The same unease shows up in voting intentions. The TMC remains ahead, but by less than before. Nearly one in five voters has not made up its mind — an unusually large pool at this stage.
And their concerns are not abstract. Jobs are scarce. Policing is questioned. Women’s safety is debated daily. Corruption is part of routine political conversation. These are the pressures shaping how Bengal is thinking about this election.
Mahila & Muslim
Despite mounting headwinds, the TMC’s greatest structural advantage remains its electoral arithmetic. Muslims constitute roughly 27% of West Bengal’s population and are decisive in close to 100 constituencies. In 2021, the party swept 106 of 112 seats with Muslim populations above 25%.
This consolidation, combined with selective gains in Hindu-majority seats, has functioned as the TMC’s electoral floor.

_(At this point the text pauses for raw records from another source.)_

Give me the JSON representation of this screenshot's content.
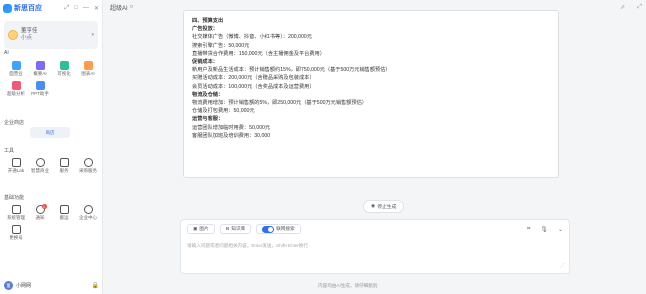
{
  "app": {
    "name": "新思百应",
    "tab_title": "超级AI"
  },
  "window_controls": [
    "⤢",
    "□",
    "—",
    "✕"
  ],
  "user": {
    "name": "董亨佳",
    "sub": "小点"
  },
  "sections": {
    "ai": "AI",
    "enterprise": "企业商店",
    "tools": "工具",
    "basic": "基础功能"
  },
  "ai_items": [
    {
      "label": "面营业",
      "color": "#3fa4ff"
    },
    {
      "label": "概要AI",
      "color": "#7a6cf6"
    },
    {
      "label": "可视化",
      "color": "#2dbf9b"
    },
    {
      "label": "图表AI",
      "color": "#ff9d4a"
    },
    {
      "label": "超级分析",
      "color": "#f0597a"
    },
    {
      "label": "PPT助手",
      "color": "#4b8cf5"
    }
  ],
  "enterprise_button": "商店",
  "tool_items": [
    {
      "label": "开通Lab"
    },
    {
      "label": "智慧商业"
    },
    {
      "label": "服务"
    },
    {
      "label": "采购服务"
    }
  ],
  "basic_items": [
    {
      "label": "系统管理"
    },
    {
      "label": "通知",
      "badge": "1"
    },
    {
      "label": "搬运"
    },
    {
      "label": "企业中心"
    },
    {
      "label": "更换号"
    }
  ],
  "bottom_user": {
    "avatar": "董",
    "name": "小网网"
  },
  "content_lines": [
    {
      "text": "四、预算支出",
      "bold": true
    },
    {
      "text": "广告投放：",
      "bold": true
    },
    {
      "text": "社交媒体广告（微博、抖音、小红书等）：200,000元"
    },
    {
      "text": "搜索引擎广告：50,000元"
    },
    {
      "text": "直播带货合作费用：150,000元（含主播佣金及平台费用）"
    },
    {
      "text": "促销成本：",
      "bold": true
    },
    {
      "text": "新用户及新品生活成本：预计销售额约15%，即750,000元（基于500万元销售额预估）"
    },
    {
      "text": "买赠活动成本：200,000元（含赠品采购及包装成本）"
    },
    {
      "text": "会员活动成本：100,000元（含奖品成本及运营费用）"
    },
    {
      "text": "物流及仓储：",
      "bold": true
    },
    {
      "text": "物流费用增加：预计销售额的5%，即250,000元（基于500万元销售额预估）"
    },
    {
      "text": "仓储及打包费用：50,000元"
    },
    {
      "text": "运营与客服：",
      "bold": true
    },
    {
      "text": "运营团队增加临时用费：50,000元"
    },
    {
      "text": "客服团队加班及培训费用：30,000"
    }
  ],
  "stop_button": "停止生成",
  "input": {
    "tool_image": "图片",
    "tool_knowledge": "知识库",
    "tool_web": "联网搜索",
    "placeholder": "请输入问题或者问题相关内容，Enter发送，Shift+Enter换行",
    "corner": "⋰"
  },
  "footer_note": "内容均由AI生成，请仔细甄别"
}
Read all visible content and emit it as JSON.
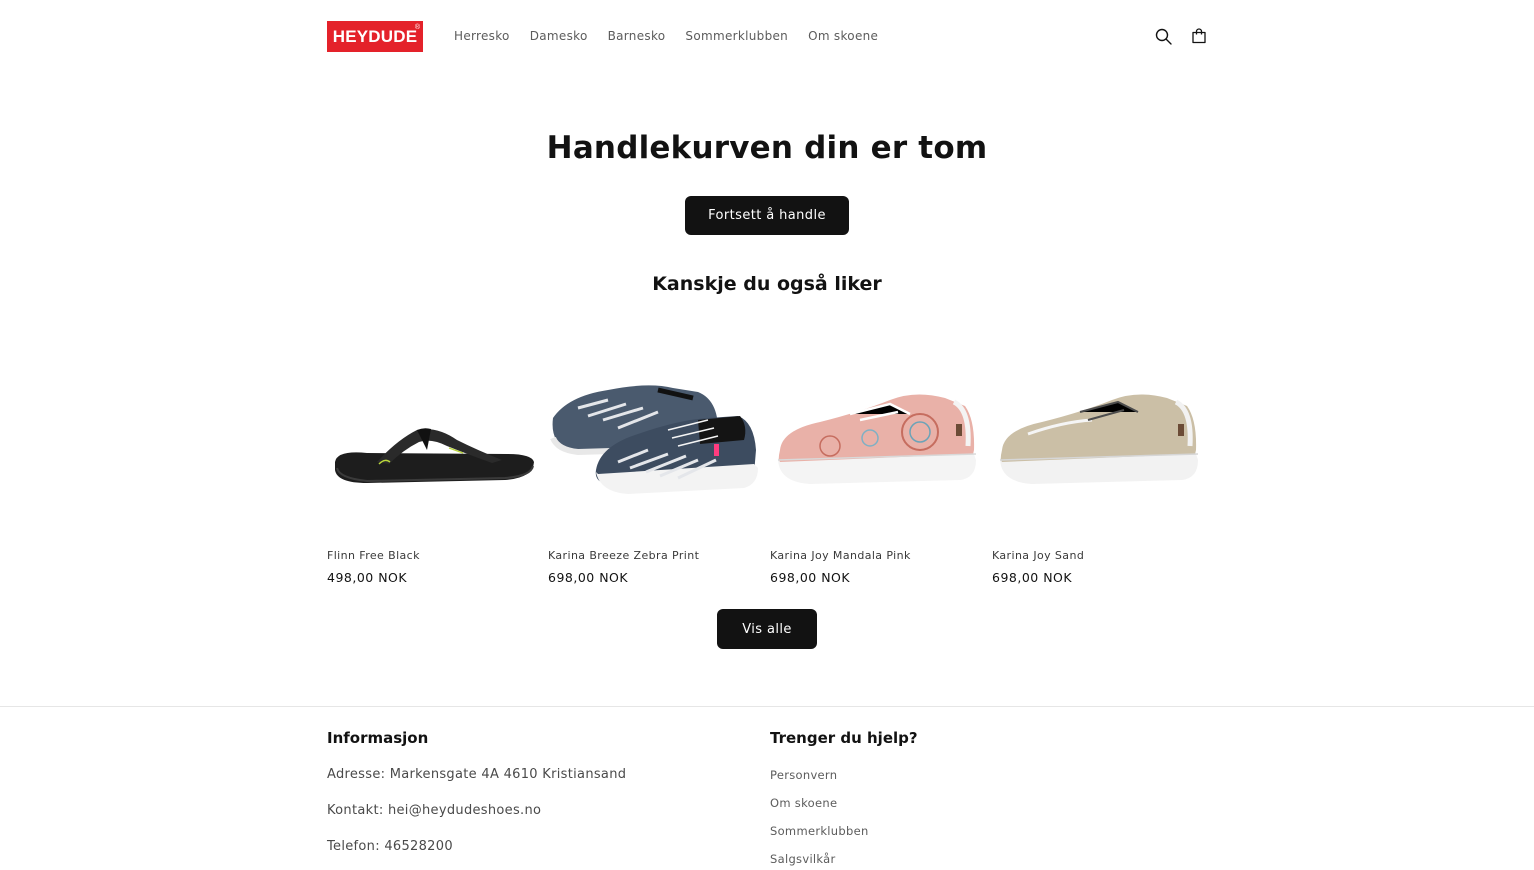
{
  "brand": {
    "logo_text": "HEYDUDE",
    "logo_mark": "®",
    "color": "#e4222a"
  },
  "nav": {
    "items": [
      "Herresko",
      "Damesko",
      "Barnesko",
      "Sommerklubben",
      "Om skoene"
    ]
  },
  "header_icons": {
    "search": "search-icon",
    "cart": "cart-icon"
  },
  "cart": {
    "title": "Handlekurven din er tom",
    "continue_label": "Fortsett å handle"
  },
  "recommendations": {
    "title": "Kanskje du også liker",
    "products": [
      {
        "name": "Flinn Free Black",
        "price": "498,00 NOK"
      },
      {
        "name": "Karina Breeze Zebra Print",
        "price": "698,00 NOK"
      },
      {
        "name": "Karina Joy Mandala Pink",
        "price": "698,00 NOK"
      },
      {
        "name": "Karina Joy Sand",
        "price": "698,00 NOK"
      }
    ],
    "view_all_label": "Vis alle"
  },
  "footer": {
    "info": {
      "title": "Informasjon",
      "address": "Adresse: Markensgate 4A 4610 Kristiansand",
      "contact": "Kontakt: hei@heydudeshoes.no",
      "phone": "Telefon: 46528200"
    },
    "help": {
      "title": "Trenger du hjelp?",
      "links": [
        "Personvern",
        "Om skoene",
        "Sommerklubben",
        "Salgsvilkår"
      ]
    }
  }
}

Yet this demographic shield is now under strain. The SIR process has led to the deletion of nearly 5.8 million names from voter rolls. The TMC alleges that minority voters have been disproportionately affected. The BJP counters that Matua voters have been targeted.
Voter registration has become a political battleground.

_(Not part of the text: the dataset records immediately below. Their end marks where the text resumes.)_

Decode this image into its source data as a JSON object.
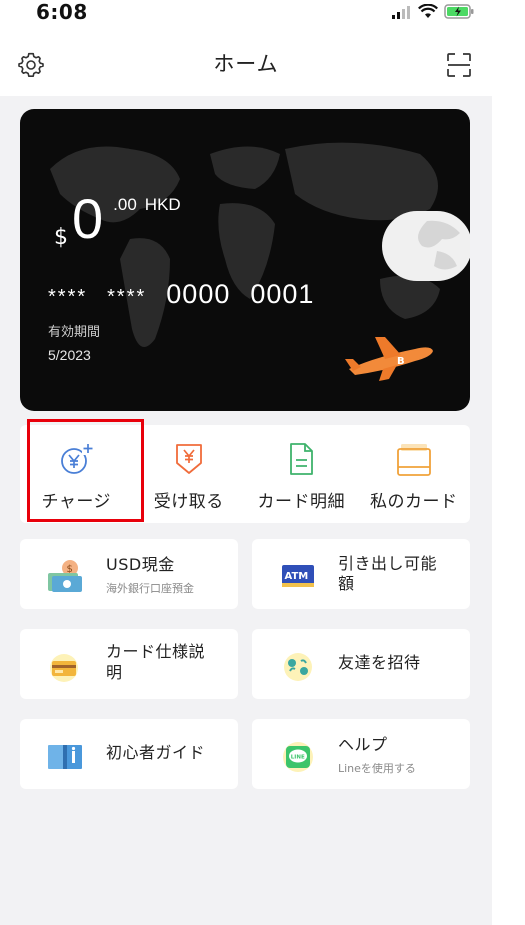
{
  "status_bar": {
    "time": "6:08"
  },
  "nav": {
    "title": "ホーム"
  },
  "card": {
    "currency_symbol": "$",
    "balance_integer": "0",
    "balance_decimal": ".00",
    "currency_code": "HKD",
    "number_masked_1": "****",
    "number_masked_2": "****",
    "number_group_3": "0000",
    "number_group_4": "0001",
    "expiry_label": "有効期間",
    "expiry_value": "5/2023"
  },
  "actions": [
    {
      "label": "チャージ",
      "icon": "yen-plus-icon",
      "color": "#4a7fd6"
    },
    {
      "label": "受け取る",
      "icon": "yen-receive-icon",
      "color": "#f06c3b"
    },
    {
      "label": "カード明細",
      "icon": "statement-icon",
      "color": "#3fb36c"
    },
    {
      "label": "私のカード",
      "icon": "card-wallet-icon",
      "color": "#f0a23a"
    }
  ],
  "tiles": [
    {
      "title": "USD現金",
      "subtitle": "海外銀行口座預金",
      "icon": "usd-cash-icon"
    },
    {
      "title_line1": "引き出し可能",
      "title_line2": "額",
      "icon": "atm-icon",
      "icon_text": "ATM"
    },
    {
      "title_line1": "カード仕様説",
      "title_line2": "明",
      "icon": "card-spec-icon"
    },
    {
      "title": "友達を招待",
      "icon": "invite-friend-icon"
    },
    {
      "title": "初心者ガイド",
      "icon": "guide-book-icon"
    },
    {
      "title": "ヘルプ",
      "subtitle": "Lineを使用する",
      "icon": "line-icon",
      "icon_text": "LINE"
    }
  ]
}
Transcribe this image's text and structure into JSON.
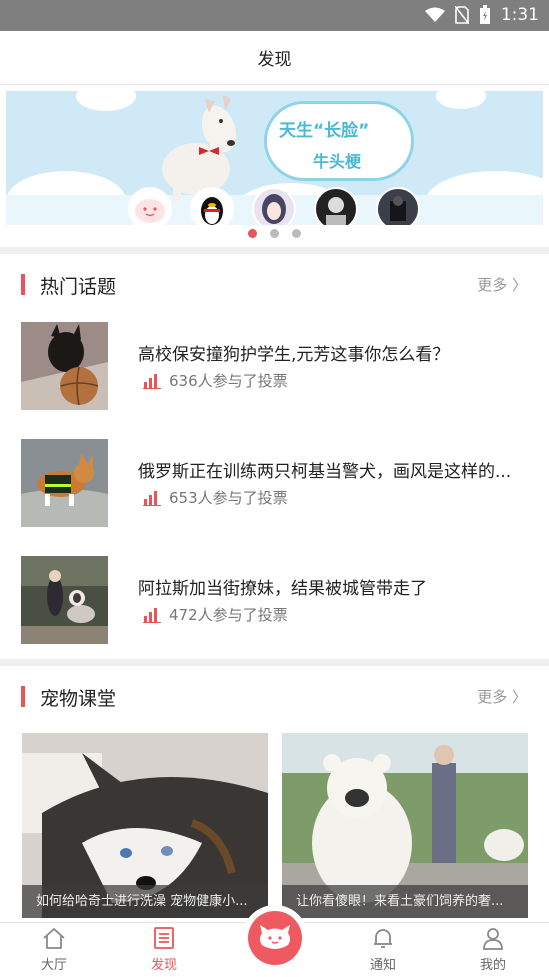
{
  "statusbar": {
    "time": "1:31"
  },
  "header": {
    "title": "发现"
  },
  "banner": {
    "line1": "天生“长脸”",
    "line2": "牛头梗"
  },
  "hot_topics": {
    "title": "热门话题",
    "more": "更多",
    "items": [
      {
        "title": "高校保安撞狗护学生,元芳这事你怎么看？",
        "meta": "636人参与了投票"
      },
      {
        "title": "俄罗斯正在训练两只柯基当警犬，画风是这样的...",
        "meta": "653人参与了投票"
      },
      {
        "title": "阿拉斯加当街撩妹，结果被城管带走了",
        "meta": "472人参与了投票"
      }
    ]
  },
  "pet_class": {
    "title": "宠物课堂",
    "more": "更多",
    "cards": [
      {
        "caption": "如何给哈奇士进行洗澡 宠物健康小..."
      },
      {
        "caption": "让你看傻眼！来看土豪们饲养的奢..."
      }
    ]
  },
  "tabbar": {
    "items": [
      {
        "label": "大厅",
        "icon": "home-icon"
      },
      {
        "label": "发现",
        "icon": "discover-icon"
      },
      {
        "label": "通知",
        "icon": "bell-icon"
      },
      {
        "label": "我的",
        "icon": "user-icon"
      }
    ]
  },
  "colors": {
    "accent": "#e9545a",
    "banner_sky": "#cfe9f6"
  }
}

Mamata also continues to command strong support among women through schemes such as Lakshmir Bhandar and Kanyashree. The recent ₹500 increase in monthly DBT payments is expected to benefit around 24 million women, reinforcing this base.
The BJP Challenge
The BJP’s path to power remains obstructed by its own limitations. Under new state president Samik Bhattacharya, the party is attempting a tonal recalibration — seeking acceptance among the bhadralok intelligentsia while mobilising Matua, SC and OBC communities.
In Bengal, the TMC has created a coalition of extremes: upper castes and minorities. While VoteVibe suggests the BJP is doing well among SC, OBC and ST voters, the TMC retains an edge among minorities and upper castes.
The Verdict
The overall picture is of a TMC that holds a meaningful, but not unassailable, lead.
Anti-incumbency at the MLA level suggests considerable seat-level fluidity. The BJP has momentum, no doubt, but it remains uneven: strong in some pockets, thin in others, effective at campaigning but less convincing on governance.
What is certain is that 2026 will not resemble the relative clarity of 2021.
Prices are high. Law and order is debated daily. Both parties look tired in different ways. This will go down to the wire — decided seat by seat, margin by margin, probably later than anyone expects.
For Mamata Banerjee, it is no longer about adding another term. It is about holding on.